Praktik pengisian air secara paksa ke tubuh hewan ternak ini dikategorikan sebagai bentuk tindak pidana kejahatan terhadap binatang. Pengawasan ketat akan dilakukan oleh kepolisian demi mencegah terjadinya kecurangan yang merugikan masyarakat tersebut, sebagaimana dilansir dari Detikcom.
"Kalau kita bilang itu kejahatan gelonggong sapi ya. Jadi kejahatan ini bagaimana postur atau bobot daripada sapi ini direkayasa dengan memberikan air," kata Victor usai pengecekan hewan kurban di Perumda Dharma Jaya, Jakarta Timur, Kamis (21/5/2026).
Pihak kepolisian tercatat pernah membongkar kasus serupa pada waktu sebelumnya. Kepolisian berharap penegakan hukum terdahulu dapat mencegah berulangnya modus operandi ini pada musim kurban sekarang.
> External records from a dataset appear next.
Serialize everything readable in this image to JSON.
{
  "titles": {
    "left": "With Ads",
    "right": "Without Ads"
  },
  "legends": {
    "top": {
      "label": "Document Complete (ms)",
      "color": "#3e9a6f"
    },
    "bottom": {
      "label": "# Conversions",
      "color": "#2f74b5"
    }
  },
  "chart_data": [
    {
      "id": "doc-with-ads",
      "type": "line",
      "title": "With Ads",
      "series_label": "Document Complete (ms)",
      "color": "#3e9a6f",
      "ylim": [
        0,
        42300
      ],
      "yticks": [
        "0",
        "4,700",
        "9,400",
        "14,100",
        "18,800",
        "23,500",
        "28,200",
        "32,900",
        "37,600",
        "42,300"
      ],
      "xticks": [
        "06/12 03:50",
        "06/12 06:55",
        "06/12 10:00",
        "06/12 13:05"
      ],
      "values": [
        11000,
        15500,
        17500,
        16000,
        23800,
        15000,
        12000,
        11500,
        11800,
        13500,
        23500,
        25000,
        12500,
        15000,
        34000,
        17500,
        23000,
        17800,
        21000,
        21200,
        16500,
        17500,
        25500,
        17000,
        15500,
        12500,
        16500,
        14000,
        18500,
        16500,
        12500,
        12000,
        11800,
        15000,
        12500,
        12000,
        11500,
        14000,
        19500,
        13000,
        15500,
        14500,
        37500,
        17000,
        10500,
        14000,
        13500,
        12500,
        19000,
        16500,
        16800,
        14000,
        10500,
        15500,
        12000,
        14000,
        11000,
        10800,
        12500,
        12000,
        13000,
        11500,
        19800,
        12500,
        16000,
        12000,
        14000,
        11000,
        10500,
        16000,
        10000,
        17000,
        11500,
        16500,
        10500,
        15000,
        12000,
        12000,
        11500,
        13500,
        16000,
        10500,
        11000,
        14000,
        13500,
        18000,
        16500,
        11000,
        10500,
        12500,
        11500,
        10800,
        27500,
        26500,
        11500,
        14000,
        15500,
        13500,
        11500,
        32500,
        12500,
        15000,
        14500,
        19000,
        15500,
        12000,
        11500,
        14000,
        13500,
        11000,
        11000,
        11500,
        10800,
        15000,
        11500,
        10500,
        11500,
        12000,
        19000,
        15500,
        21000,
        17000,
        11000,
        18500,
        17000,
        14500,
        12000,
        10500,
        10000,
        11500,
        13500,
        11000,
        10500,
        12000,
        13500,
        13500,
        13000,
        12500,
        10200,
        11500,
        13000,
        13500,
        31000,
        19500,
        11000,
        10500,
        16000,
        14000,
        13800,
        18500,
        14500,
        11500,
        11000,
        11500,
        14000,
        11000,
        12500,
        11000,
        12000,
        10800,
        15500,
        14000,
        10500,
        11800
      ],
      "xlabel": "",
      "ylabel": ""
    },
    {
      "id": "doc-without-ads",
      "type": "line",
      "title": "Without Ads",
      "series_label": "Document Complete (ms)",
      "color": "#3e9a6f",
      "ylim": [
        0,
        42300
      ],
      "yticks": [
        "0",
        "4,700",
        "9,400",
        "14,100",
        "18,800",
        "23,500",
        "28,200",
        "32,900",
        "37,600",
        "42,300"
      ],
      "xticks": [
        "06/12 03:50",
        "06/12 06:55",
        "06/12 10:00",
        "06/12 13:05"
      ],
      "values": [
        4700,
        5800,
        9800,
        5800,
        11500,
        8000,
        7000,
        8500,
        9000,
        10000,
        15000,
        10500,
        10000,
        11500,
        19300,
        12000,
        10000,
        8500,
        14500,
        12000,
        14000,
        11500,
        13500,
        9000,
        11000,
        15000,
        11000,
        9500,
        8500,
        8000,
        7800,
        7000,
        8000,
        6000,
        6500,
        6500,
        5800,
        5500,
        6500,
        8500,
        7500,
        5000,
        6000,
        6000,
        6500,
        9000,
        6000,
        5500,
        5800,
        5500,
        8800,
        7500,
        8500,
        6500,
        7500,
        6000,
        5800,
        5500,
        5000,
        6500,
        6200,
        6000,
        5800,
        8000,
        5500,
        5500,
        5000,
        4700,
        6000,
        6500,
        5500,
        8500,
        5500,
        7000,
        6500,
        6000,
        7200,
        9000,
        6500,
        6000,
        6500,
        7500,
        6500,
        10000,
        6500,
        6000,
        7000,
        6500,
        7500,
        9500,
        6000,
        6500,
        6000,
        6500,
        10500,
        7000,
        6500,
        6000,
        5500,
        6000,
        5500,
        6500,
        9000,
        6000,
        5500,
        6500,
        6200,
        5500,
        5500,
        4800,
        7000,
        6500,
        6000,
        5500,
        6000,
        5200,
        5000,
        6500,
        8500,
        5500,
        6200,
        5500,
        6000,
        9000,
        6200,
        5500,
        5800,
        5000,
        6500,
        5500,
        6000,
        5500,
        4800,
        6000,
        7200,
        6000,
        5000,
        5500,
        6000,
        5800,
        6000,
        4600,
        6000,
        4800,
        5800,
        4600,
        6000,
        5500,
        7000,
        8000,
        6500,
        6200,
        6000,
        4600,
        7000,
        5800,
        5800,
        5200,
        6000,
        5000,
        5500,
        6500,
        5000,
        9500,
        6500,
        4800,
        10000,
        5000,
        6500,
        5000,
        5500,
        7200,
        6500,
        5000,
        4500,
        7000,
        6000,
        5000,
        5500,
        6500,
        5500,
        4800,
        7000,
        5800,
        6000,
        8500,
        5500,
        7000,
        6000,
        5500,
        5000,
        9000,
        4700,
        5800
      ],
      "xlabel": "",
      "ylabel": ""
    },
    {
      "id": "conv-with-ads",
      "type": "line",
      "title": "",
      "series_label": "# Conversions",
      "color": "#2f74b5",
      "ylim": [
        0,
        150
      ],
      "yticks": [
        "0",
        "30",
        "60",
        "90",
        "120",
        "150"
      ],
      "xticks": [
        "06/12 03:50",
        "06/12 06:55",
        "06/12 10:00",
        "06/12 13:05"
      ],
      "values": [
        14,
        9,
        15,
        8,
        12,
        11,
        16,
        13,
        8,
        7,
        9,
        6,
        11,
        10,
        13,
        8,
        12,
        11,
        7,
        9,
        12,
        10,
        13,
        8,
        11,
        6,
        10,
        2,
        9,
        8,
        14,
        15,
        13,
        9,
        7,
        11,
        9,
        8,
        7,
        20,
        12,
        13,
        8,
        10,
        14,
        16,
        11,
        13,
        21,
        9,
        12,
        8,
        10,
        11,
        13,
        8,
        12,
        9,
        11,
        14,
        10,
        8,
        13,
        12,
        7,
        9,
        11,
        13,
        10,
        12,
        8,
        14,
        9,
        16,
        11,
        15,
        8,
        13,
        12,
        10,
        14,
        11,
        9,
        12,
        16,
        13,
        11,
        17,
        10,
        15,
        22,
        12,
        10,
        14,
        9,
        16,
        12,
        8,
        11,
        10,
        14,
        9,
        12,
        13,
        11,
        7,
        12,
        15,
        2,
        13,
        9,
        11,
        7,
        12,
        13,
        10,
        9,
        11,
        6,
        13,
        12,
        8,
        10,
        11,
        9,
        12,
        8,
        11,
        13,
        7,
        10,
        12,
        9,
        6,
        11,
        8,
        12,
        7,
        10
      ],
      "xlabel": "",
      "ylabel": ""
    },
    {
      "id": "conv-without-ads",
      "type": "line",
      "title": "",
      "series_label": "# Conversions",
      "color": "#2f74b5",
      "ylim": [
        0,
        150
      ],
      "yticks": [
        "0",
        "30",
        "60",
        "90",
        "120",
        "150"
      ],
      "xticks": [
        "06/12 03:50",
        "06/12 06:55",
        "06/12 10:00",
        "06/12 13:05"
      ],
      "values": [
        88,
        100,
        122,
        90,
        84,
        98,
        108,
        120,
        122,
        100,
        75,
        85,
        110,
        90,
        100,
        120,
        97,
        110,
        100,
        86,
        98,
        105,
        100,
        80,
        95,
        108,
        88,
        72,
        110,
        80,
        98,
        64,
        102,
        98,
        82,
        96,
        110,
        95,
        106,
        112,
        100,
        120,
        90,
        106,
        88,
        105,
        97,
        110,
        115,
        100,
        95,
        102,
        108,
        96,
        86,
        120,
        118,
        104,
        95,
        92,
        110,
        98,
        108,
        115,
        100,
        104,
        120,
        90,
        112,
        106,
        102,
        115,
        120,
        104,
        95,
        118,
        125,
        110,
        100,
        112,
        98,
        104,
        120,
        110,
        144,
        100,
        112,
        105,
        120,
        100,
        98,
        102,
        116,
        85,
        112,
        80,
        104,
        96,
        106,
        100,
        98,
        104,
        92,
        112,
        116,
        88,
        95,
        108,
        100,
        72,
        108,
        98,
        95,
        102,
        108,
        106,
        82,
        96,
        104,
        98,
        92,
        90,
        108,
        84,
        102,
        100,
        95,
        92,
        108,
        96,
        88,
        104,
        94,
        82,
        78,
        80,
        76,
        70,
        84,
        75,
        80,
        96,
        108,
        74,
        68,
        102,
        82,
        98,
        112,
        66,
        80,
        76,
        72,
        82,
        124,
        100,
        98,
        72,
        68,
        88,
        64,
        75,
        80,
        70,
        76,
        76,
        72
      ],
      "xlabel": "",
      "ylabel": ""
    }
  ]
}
"Memang sudah beberapa waktu lalu kita juga ada temukan terkait dengan kejahatan. Ini termasuk kejahatan terhadap hewan. Tentunya ada diatur di dalam KUHP yang baru terkait dengan kejahatan tersebut," ujarnya.
Masyarakat juga diminta untuk aktif memantau situasi di lapangan serta segera melaporkan indikasi kecurangan kepada petugas. Tanda-tanda fisik sapi yang digelonggong biasanya akan terlihat lebih jelas secara kasat mata ketika proses penyembelihan berlangsung.
"Kita juga berharap masyarakat bisa melaporkan apabila ada informasi atau menemukan sapi-sapi yang dicurigai. Karena memang kalau dilihat secara pada saat dipotong itu memang cenderung banyak airnya," jelasnya.
Langkah antisipasi ini diwujudkan melalui kerja sama terpadu antara Polda Metro Jaya, Dinas Ketahanan Pangan, Kelautan, dan Pertanian (KPKP) DKI Jakarta, serta Perumda Dharma Jaya. Pemeriksaan bersama dilakukan untuk menjamin kesehatan hewan kurban dari penyakit mulut dan kuku (PMK) serta Lumpy Skin Disease (LSD).
"Kita berharap proses kesiapan ini bisa berjalan dengan baik sampai nanti Idul Adha selesai," imbuhnya.